Since the onset of the COVID-19 pandemic, there have been at least 3,800 cases of harassment, threats, hate crimes and/or civil rights violations against Asian Americans. Many of these incidents invoke a long history of Asian Americans racialized as either yellow peril (the cause of the pandemic) and/or perpetual foreigners (they do not belong in the country). While Asian American activists and community groups have led the way in collecting these stories and issuing statements, government agencies are behind in naming and/or calling attention to these incidents. This study examines state and local governments that chose to issue statements related to anti-Asian incidents to understand how the government's role in defining and reinforcing racial categories.
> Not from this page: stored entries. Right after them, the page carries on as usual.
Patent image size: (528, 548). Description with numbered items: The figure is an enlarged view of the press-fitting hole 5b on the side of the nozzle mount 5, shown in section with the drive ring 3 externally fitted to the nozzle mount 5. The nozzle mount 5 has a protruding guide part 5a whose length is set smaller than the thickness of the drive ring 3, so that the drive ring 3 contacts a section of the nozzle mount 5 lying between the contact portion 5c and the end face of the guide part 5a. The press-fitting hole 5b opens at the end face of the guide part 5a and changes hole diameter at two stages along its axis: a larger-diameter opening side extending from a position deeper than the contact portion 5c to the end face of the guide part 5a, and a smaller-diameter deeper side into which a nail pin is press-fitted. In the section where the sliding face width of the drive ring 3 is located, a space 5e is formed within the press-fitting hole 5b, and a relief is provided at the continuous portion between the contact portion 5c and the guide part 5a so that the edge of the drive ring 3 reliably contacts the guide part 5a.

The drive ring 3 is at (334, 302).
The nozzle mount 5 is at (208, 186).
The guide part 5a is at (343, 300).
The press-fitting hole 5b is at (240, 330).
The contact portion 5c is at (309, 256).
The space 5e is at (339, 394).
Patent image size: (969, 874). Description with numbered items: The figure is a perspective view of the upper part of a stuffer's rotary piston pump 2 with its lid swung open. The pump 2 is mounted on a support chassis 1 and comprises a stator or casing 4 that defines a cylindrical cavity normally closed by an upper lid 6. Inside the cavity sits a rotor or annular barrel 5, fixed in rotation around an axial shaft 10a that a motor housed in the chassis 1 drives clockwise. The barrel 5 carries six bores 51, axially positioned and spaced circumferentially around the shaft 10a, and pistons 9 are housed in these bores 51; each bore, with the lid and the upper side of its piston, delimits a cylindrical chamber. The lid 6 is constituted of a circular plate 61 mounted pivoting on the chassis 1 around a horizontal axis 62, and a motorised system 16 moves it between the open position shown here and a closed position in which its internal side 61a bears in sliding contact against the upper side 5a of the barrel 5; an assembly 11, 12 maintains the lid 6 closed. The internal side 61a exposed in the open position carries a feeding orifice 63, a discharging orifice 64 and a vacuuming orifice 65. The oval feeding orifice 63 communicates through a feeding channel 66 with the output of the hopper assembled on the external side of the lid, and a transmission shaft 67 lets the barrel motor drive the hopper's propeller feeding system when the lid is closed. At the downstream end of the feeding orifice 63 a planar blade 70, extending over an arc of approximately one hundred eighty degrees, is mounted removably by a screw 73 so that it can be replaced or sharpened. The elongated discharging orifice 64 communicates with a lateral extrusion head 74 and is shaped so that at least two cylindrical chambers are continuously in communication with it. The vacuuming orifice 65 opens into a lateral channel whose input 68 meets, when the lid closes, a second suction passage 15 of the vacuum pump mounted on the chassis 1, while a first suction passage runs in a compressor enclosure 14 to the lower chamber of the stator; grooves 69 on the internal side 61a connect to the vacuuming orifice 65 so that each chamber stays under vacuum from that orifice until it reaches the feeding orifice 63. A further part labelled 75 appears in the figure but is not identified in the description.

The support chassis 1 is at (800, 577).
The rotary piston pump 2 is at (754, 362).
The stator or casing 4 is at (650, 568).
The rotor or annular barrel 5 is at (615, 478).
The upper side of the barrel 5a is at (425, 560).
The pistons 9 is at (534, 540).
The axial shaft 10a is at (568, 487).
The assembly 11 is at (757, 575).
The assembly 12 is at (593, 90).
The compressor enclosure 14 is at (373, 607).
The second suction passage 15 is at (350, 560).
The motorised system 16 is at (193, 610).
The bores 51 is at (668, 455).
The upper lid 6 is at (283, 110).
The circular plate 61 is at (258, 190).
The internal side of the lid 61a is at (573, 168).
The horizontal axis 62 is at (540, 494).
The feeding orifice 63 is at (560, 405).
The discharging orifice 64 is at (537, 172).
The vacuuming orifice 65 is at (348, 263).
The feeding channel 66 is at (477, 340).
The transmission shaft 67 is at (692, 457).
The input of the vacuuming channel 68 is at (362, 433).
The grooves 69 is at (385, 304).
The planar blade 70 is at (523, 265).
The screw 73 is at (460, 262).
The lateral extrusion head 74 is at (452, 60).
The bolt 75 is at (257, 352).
Statements from 50 state governments and 104 cities within the largest metropolitan regions were analyzed between January 21 and May 1, 2020. These initial reactions highlight challenges and failures of jurisdictions to push for anti-racism and policies that would support their Asian American constituents. The study has important implications because of the ways in which government rhetoric can lead to violent eruptions such as in the recent Atlanta shooting and because other populations have experienced increased harassment since the onset of the pandemic.
About the Speaker
C. Aujean Lee’s work examines residential segregation and racial disparities in housing, community development and wealth. She also studies nonprofits in providing social protections to vulnerable communities in uncertain policy circumstances. She earned a PhD in urban planning from the University of California, Los Angeles, where she was also a research associate with the UCLA Center for Neighborhood Knowledge. Her work has been published in Journal of Planning Education and Research, Journal of Urban Affairs, City and Community and Nonprofit Voluntary Sector Quarterly.